И обе сцепили пальцы крестиком. А что? Неужели правда давать обещание никогда не хныкать, не капризничать и не жалеть себя, самозабвенно рыдая, уткнувшись в большое, сильное плечо?!
* * *
Эти сумасшедшие все карты ей спутали. Не могли подождать, честное слово!
Хотя, конечно, по большому счету все сложилось как надо, но ее план был лучше, сказочней, красочней и все такое…
Ольга с досадой пощелкала зажигалкой. Не работает. Все против нее. И в тамбуре как назло никого нет!
Не надо было ехать, вот и все! Чего это ей в голову взбрело? Мазохисткой заделалась ни с того ни с сего! Посмотрит на них и совсем одуреет!
Пока она занималась сводничеством, собственное одиночество отошло на задний план, и так приятно было продумывать шаги, плести интригу, мысленно называть себя «доброй феей» и представлять, как все хорошо получится.
Особенно после того, как Алена рассказала о своем Париже. О белом пальто и кафе.

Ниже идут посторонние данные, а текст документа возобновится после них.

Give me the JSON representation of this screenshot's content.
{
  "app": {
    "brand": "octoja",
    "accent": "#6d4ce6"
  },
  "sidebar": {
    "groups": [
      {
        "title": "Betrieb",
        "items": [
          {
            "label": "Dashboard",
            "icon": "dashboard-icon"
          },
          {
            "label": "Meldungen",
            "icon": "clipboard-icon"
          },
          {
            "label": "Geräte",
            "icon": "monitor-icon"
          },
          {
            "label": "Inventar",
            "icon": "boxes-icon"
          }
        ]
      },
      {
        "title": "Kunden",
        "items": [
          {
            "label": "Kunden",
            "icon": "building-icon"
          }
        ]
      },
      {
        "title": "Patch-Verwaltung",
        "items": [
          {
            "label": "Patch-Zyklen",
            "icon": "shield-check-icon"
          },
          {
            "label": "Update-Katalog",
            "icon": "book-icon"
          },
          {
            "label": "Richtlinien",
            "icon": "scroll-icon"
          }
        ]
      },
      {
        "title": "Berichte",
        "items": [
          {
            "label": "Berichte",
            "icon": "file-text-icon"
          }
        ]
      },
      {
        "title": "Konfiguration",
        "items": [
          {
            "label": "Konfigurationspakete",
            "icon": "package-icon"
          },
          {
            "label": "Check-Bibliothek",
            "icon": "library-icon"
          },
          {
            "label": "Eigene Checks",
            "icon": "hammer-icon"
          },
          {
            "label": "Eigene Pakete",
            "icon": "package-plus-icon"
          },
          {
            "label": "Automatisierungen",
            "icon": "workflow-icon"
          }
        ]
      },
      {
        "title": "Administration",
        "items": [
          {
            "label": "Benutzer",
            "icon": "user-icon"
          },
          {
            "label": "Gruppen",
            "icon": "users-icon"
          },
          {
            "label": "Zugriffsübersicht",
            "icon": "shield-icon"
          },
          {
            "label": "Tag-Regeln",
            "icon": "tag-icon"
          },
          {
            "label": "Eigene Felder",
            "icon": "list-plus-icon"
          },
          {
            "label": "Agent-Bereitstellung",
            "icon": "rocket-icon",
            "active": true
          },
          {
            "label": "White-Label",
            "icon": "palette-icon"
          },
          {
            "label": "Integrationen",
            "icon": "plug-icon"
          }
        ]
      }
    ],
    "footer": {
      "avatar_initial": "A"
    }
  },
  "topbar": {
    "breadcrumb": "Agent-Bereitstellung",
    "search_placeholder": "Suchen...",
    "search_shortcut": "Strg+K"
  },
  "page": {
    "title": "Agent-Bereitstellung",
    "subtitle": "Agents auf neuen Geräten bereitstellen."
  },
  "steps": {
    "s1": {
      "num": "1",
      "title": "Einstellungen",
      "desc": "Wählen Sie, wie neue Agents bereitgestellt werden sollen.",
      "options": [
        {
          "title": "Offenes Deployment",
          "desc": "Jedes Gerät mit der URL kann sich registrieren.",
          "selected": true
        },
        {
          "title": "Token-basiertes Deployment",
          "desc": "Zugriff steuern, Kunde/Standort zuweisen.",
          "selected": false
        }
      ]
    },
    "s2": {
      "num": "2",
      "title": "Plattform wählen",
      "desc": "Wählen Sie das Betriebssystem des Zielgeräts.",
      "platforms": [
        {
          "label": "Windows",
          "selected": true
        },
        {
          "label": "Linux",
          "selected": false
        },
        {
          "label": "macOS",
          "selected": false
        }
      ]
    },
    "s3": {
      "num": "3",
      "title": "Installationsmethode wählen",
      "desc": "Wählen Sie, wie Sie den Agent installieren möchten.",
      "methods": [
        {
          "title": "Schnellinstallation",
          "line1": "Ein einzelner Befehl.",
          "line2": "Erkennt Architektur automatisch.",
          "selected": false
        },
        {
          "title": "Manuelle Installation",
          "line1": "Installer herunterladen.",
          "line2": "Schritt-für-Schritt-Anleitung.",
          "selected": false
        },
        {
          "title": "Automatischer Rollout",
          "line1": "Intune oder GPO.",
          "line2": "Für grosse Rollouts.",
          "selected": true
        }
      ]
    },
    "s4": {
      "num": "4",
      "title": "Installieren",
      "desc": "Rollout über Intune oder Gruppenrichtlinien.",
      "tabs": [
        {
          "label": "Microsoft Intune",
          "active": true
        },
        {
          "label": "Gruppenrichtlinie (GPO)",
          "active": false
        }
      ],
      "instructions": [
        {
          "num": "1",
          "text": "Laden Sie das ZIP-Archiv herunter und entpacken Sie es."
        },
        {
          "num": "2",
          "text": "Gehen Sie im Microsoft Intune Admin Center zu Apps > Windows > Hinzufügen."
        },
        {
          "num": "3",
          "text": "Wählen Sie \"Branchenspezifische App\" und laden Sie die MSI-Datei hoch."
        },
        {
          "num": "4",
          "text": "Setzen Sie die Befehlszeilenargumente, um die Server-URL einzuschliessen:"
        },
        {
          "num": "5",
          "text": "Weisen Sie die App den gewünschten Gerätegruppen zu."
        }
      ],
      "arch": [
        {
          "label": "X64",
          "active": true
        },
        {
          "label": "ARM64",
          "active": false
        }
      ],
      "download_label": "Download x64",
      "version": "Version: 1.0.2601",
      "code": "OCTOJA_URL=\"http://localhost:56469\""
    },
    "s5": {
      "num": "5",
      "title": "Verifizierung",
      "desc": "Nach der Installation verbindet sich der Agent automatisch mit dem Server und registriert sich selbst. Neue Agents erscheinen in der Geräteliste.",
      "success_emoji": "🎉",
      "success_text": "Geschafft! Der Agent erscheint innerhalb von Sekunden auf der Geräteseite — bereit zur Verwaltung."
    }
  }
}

У Ольги прямо руки зачесались от нетерпения.
Она придумала сказку. Пусть ей в этой сказке отведена всего лишь роль старушки в окошечке, которая, держась за концы своего расписного платочка, сообщает елейным голосом: «Долго ли, коротко ли…»
У нее бы все получилось, если бы эти сумасшедшие чуть-чуть потерпели. Все было бы красиво и волшебно, и мечта бы сбылась. Пусть чужая мечта, но тогда бы можно было поверить, что… Что это в принципе возможно. Убедиться своими глазами. И, растрогавшись, утереть слезы все тем же платочком, вздохнуть полной грудью и… ждать своей сказки.

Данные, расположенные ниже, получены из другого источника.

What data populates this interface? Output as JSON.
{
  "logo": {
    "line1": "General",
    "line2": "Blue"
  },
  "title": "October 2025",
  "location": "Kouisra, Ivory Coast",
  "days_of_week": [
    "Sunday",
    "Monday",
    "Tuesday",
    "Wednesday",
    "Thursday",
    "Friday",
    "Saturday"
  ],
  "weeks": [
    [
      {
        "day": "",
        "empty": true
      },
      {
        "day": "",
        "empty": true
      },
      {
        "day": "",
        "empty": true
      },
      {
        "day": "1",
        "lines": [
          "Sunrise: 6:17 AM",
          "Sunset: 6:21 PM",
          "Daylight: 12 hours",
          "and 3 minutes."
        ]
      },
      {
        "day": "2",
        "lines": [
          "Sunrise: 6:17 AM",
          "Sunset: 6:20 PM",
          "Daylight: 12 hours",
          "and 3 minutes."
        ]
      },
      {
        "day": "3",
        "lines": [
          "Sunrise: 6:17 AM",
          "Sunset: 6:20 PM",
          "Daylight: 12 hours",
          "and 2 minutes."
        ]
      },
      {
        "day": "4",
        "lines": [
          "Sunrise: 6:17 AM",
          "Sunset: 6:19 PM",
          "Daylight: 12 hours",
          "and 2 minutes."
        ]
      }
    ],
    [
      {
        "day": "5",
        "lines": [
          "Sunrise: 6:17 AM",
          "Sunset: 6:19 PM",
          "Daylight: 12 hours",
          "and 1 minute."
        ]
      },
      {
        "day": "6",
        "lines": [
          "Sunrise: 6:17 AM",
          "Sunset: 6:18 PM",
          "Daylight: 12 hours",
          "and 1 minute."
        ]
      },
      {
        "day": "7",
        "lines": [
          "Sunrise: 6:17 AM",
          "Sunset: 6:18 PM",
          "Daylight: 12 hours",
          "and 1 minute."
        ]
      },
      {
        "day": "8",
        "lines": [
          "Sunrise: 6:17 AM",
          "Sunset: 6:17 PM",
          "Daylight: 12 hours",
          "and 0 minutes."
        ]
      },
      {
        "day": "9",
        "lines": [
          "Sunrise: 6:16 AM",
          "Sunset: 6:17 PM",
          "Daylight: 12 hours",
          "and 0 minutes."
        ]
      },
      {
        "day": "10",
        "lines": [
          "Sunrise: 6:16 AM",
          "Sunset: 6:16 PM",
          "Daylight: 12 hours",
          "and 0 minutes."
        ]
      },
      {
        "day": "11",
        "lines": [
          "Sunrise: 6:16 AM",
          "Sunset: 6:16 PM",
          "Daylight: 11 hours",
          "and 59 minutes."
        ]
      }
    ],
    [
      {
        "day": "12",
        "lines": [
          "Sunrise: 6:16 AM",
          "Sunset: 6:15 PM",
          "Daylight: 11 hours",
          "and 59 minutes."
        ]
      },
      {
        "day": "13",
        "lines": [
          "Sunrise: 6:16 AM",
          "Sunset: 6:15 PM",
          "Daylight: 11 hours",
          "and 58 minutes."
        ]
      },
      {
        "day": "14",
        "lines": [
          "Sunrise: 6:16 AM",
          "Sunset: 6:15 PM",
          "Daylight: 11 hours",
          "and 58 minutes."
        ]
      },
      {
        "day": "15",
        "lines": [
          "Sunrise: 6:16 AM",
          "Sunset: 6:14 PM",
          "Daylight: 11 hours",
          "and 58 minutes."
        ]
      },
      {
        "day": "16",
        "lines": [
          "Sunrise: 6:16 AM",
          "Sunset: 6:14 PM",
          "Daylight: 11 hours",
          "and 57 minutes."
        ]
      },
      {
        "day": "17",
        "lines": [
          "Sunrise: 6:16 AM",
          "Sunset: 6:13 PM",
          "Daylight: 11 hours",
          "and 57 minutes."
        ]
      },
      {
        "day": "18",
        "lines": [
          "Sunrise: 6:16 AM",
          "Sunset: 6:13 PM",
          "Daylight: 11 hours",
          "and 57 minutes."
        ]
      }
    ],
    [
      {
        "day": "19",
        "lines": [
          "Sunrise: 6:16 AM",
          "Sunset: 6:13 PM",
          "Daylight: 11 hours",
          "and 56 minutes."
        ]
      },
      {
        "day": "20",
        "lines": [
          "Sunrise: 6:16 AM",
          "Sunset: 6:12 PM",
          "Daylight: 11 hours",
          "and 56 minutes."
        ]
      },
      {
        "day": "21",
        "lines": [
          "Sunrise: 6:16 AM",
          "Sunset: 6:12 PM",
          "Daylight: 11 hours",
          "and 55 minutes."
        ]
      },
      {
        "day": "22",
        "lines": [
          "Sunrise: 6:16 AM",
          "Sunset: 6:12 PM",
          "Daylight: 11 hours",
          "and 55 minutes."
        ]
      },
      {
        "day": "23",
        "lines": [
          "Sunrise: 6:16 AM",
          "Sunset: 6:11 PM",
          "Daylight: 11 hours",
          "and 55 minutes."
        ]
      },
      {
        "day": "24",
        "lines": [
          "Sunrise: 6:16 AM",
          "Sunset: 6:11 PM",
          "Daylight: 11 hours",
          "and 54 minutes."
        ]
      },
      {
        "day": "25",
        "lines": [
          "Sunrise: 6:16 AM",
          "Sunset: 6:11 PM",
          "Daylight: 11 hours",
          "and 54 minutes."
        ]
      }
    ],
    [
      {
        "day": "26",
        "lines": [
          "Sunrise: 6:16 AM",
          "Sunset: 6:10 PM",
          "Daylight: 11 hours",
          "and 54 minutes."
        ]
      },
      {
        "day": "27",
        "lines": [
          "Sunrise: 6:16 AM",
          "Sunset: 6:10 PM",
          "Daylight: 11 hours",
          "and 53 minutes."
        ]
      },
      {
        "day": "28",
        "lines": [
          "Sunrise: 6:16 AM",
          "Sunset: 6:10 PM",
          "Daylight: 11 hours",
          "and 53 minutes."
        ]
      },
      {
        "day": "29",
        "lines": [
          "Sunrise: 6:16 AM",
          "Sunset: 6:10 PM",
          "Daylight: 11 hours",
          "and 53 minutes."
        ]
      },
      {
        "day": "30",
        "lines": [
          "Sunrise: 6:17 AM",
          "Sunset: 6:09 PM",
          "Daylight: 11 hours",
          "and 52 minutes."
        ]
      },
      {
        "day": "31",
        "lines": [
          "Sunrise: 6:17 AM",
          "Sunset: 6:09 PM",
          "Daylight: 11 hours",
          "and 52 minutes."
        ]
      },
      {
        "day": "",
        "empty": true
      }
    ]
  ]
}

Все так чудно складывалось! Они бы с Аленой уехали, а Кирилл бы остался, и накал страстей стал бы невыносим, и вот тогда Ольга рассказала бы брату о белом пальто и французском кафе. И он примчался бы на крыльях любви, и уже вместе они бы, засучив рукава, принялись исполнять заветное желание рыжей барышни.
Как умелый декоратор, Ольга создала бы им атмосферу, и отошла в сторонку, чтоб не мешаться, и смущенно бы отворачивалась, если бы они ее, наконец, заметили и стали рассыпаться в благодарностях.

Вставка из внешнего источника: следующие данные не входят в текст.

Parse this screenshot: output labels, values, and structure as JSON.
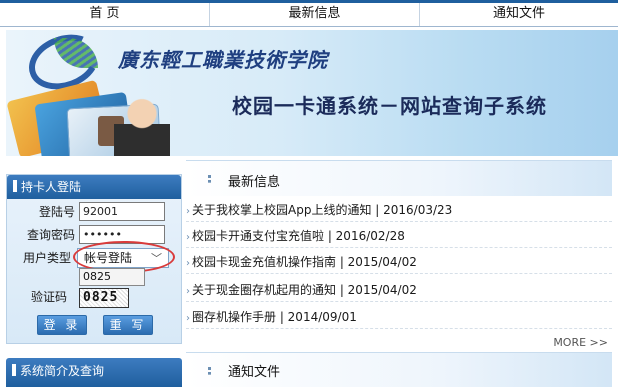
{
  "nav": {
    "home": "首 页",
    "news": "最新信息",
    "notice": "通知文件"
  },
  "banner": {
    "school_name": "廣东輕工職業技術学院",
    "system_title": "校园一卡通系统－网站查询子系统"
  },
  "login": {
    "panel_title": "持卡人登陆",
    "fields": {
      "account_label": "登陆号",
      "account_value": "92001",
      "password_label": "查询密码",
      "password_value": "••••••",
      "user_type_label": "用户类型",
      "user_type_value": "帐号登陆",
      "captcha_label": "验证码",
      "captcha_value": "0825",
      "captcha_image_text": "0825"
    },
    "buttons": {
      "login": "登 录",
      "reset": "重 写"
    }
  },
  "intro_panel_title": "系统简介及查询",
  "news": {
    "title": "最新信息",
    "items": [
      {
        "text": "关于我校掌上校园App上线的通知 | 2016/03/23"
      },
      {
        "text": "校园卡开通支付宝充值啦 | 2016/02/28"
      },
      {
        "text": "校园卡现金充值机操作指南 | 2015/04/02"
      },
      {
        "text": "关于现金圈存机起用的通知 | 2015/04/02"
      },
      {
        "text": "圈存机操作手册 | 2014/09/01"
      }
    ],
    "more_label": "MORE >>"
  },
  "notice": {
    "title": "通知文件"
  },
  "colors": {
    "brand_blue": "#1f5f9e",
    "highlight_red": "#d93b3b"
  }
}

— Ну, дура, дура, — пробормотала Ольга, постучав лбом в мутное стекло.
В итоге мечта осталась мечтой, а Алена осталась в Пензе.
И на показ ей было плевать, и на планы благородной доброй феи — тоже. Фея одна — как всегда — отдувалась на работе. Впрочем, как раз с этим все было в порядке. Может быть, потому что работа была не только работой, а всем остальным. Всем тем, чего не было… Зато любвеобильные французы от ее коллекции пришли в восторг. И газеты писали, что она — коллекция или Ольга, понять было невозможно — легкая, свободная, полная игры и фантазий.
Станешь тут фантазеркой! Если работа — не только работа…
И про Аленины шарфы написали тоже. Дескать, именно аксессуары создают подлинный стиль.
Страсти улягутся, думала Ольга, впрочем, не слишком уверенно. Страсти улягутся, и тогда хвалебные статьи будут кстати, и Алена снова сядет за спицы, вдохновленная и слегка притомившаяся от любви.
Неизвестно, правда, можно ли утомиться этим.
Ольге вот точно неизвестно.
Она одна гуляла по Парижу, который оказался похож на зрелого, умного, воспитанного мужчину, знающего толк в любви, еде и романтике, но не слишком горячего, неторопливого и слегка ироничного. Он видел многое, но еще не устал удивляться и удивлять.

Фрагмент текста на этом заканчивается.